La garantie Perte Totale et Irréversible d’Autonomie PTIA

Tout comprendre sur la garantie PTIA de l'assurance emprunteur

L'assurance prêt immobilier par Luko

Composante incontournable de l’assurance emprunteur, la garantie PTIA vous couvre en cas de perte d’autonomie vous empêchant de travailler, et donc de rembourser votre crédit immobilier. Types d’invalidité couverts, coût, indemnisation : voici tout ce qu’il faut savoir sur la garantie Perte Totale et Irréversible d’Autonomie de votre assurance prêt immobilier.

Définition et utilité de la garantie PTIA

La garantie PTIA, ou Perte Totale et Irréversible d’Autonomie, est une garantie essentielle de l’assurance crédit immobilier. Cette garantie vous couvre lorsque, suite à une maladie ou un accident, vous êtes en incapacité totale de travailler et que vous subissez en plus une perte d’autonomie.

Cette perte d’autonomie se traduit par la nécessité d’être accompagné par une personne tierce pour réaliser au moins trois des quatre gestes du quotidien :

  • Se déplacer : se lever, s’asseoir et se coucher ;
  • Se nourrir ;
  • S’habiller ;
  • Se laver.

Dès lors qu’un médecin constate votre invalidité permanente et votre perte d’autonomie, la garantie PTIA de l’assurance emprunteur peut prendre en charge le remboursement de votre prêt immobilier, à hauteur de la quotité souscrite.

Est-elle obligatoire ?

Légalement, la garantie PTIA est obligatoire pour tous, quel que soit le type crédit immobilier contracté. Il n’est donc pas possible de souscrire une assurance emprunteur sans garantie PTIA !

Concrètement, il est facile de comprendre pourquoi la garantie PTIA est indispensable. Imaginez : suite à un accident, votre invalidité est telle que vous n’êtes plus en capacité de travailler. Sans revenus professionnels, il peut être compliqué de rembourser son prêt immobilier ! La garantie PTIA vient alors prendre le relais pour rembourser le capital restant dû à votre banque à votre place.

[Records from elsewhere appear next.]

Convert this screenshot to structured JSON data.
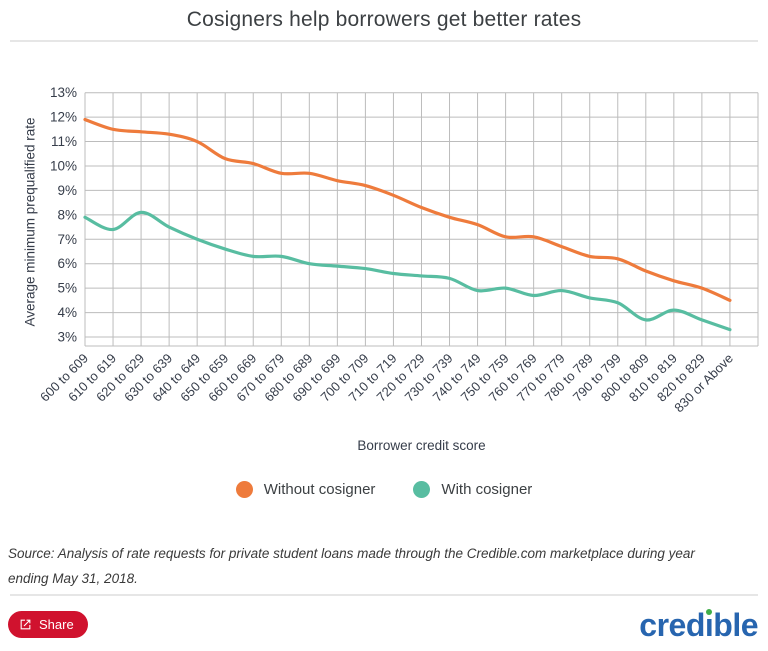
{
  "header": {
    "title": "Cosigners help borrowers get better rates"
  },
  "chart_data": {
    "type": "line",
    "title": "Cosigners help borrowers get better rates",
    "xlabel": "Borrower credit score",
    "ylabel": "Average minimum prequalified rate",
    "categories": [
      "600 to 609",
      "610 to 619",
      "620 to 629",
      "630 to 639",
      "640 to 649",
      "650 to 659",
      "660 to 669",
      "670 to 679",
      "680 to 689",
      "690 to 699",
      "700 to 709",
      "710 to 719",
      "720 to 729",
      "730 to 739",
      "740 to 749",
      "750 to 759",
      "760 to 769",
      "770 to 779",
      "780 to 789",
      "790 to 799",
      "800 to 809",
      "810 to 819",
      "820 to 829",
      "830 or Above"
    ],
    "series": [
      {
        "name": "Without cosigner",
        "color": "#ee7b3c",
        "values": [
          11.9,
          11.5,
          11.4,
          11.3,
          11.0,
          10.3,
          10.1,
          9.7,
          9.7,
          9.4,
          9.2,
          8.8,
          8.3,
          7.9,
          7.6,
          7.1,
          7.1,
          6.7,
          6.3,
          6.2,
          5.7,
          5.3,
          5.0,
          4.5
        ]
      },
      {
        "name": "With cosigner",
        "color": "#58bda1",
        "values": [
          7.9,
          7.4,
          8.1,
          7.5,
          7.0,
          6.6,
          6.3,
          6.3,
          6.0,
          5.9,
          5.8,
          5.6,
          5.5,
          5.4,
          4.9,
          5.0,
          4.7,
          4.9,
          4.6,
          4.4,
          3.7,
          4.1,
          3.7,
          3.3
        ]
      }
    ],
    "y_ticks": [
      "3%",
      "4%",
      "5%",
      "6%",
      "7%",
      "8%",
      "9%",
      "10%",
      "11%",
      "12%",
      "13%"
    ],
    "ylim": [
      2.65,
      13
    ],
    "grid": true,
    "legend_position": "bottom"
  },
  "footer": {
    "source_lines": [
      "Source: Analysis of rate requests for private student loans made through the Credible.com marketplace during year",
      "ending May 31, 2018."
    ],
    "share_label": "Share",
    "logo": {
      "pre": "cred",
      "dotless_i": "ı",
      "post": "ble"
    }
  }
}
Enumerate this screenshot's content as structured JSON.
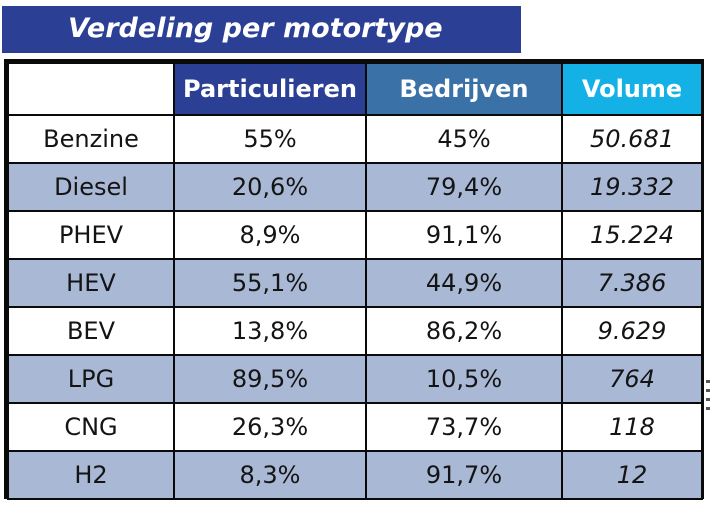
{
  "title": "Verdeling per motortype",
  "table": {
    "headers": {
      "particulieren": "Particulieren",
      "bedrijven": "Bedrijven",
      "volume": "Volume"
    },
    "rows": [
      {
        "type": "Benzine",
        "particulieren": "55%",
        "bedrijven": "45%",
        "volume": "50.681"
      },
      {
        "type": "Diesel",
        "particulieren": "20,6%",
        "bedrijven": "79,4%",
        "volume": "19.332"
      },
      {
        "type": "PHEV",
        "particulieren": "8,9%",
        "bedrijven": "91,1%",
        "volume": "15.224"
      },
      {
        "type": "HEV",
        "particulieren": "55,1%",
        "bedrijven": "44,9%",
        "volume": "7.386"
      },
      {
        "type": "BEV",
        "particulieren": "13,8%",
        "bedrijven": "86,2%",
        "volume": "9.629"
      },
      {
        "type": "LPG",
        "particulieren": "89,5%",
        "bedrijven": "10,5%",
        "volume": "764"
      },
      {
        "type": "CNG",
        "particulieren": "26,3%",
        "bedrijven": "73,7%",
        "volume": "118"
      },
      {
        "type": "H2",
        "particulieren": "8,3%",
        "bedrijven": "91,7%",
        "volume": "12"
      }
    ]
  },
  "colors": {
    "title_bg": "#2b3f94",
    "particulieren_header": "#2b3f94",
    "bedrijven_header": "#3a72a8",
    "volume_header": "#14b1e7",
    "band_row": "#a9b8d4"
  }
}
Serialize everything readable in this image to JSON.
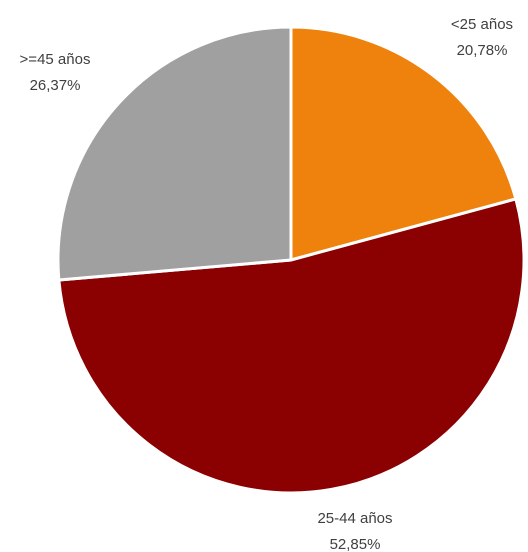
{
  "chart_data": {
    "type": "pie",
    "title": "",
    "start_angle_deg": 0,
    "direction": "clockwise",
    "slices": [
      {
        "label": "<25 años",
        "value": 20.78,
        "value_label": "20,78%",
        "color": "#ef820d"
      },
      {
        "label": "25-44 años",
        "value": 52.85,
        "value_label": "52,85%",
        "color": "#8b0000"
      },
      {
        "label": ">=45 años",
        "value": 26.37,
        "value_label": "26,37%",
        "color": "#a0a0a0"
      }
    ],
    "legend": "none",
    "labels_position": "outside"
  }
}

Autre exemple : dans le cadre d’un emprunt en couple, si l’un des co-emprunteurs n’est plus en capacité de travailler, c’est au deuxième d’assumer seul le remboursement du prêt. Avec un salaire en moins, mais des frais de santé en plus pour la personne en situation d’invalidité, la prise en charge de vos mensualités par la garantie PTIA est salutaire ! Apprenez-en plus sur le rôle du co-emprunteur dans l'achat immobilier grâce à notre article sur le sujet.

Que couvre-t-elle ?

La garantie PTIA prend en charge le remboursement de votre crédit immobilier lorsque vous vous retrouvez en invalidité totale, accompagné d’une perte d’autonomie. Votre état de santé doit être certifié par un médecin expert après une période dite de consolidation, c’est-à-dire une fois que votre état est stable.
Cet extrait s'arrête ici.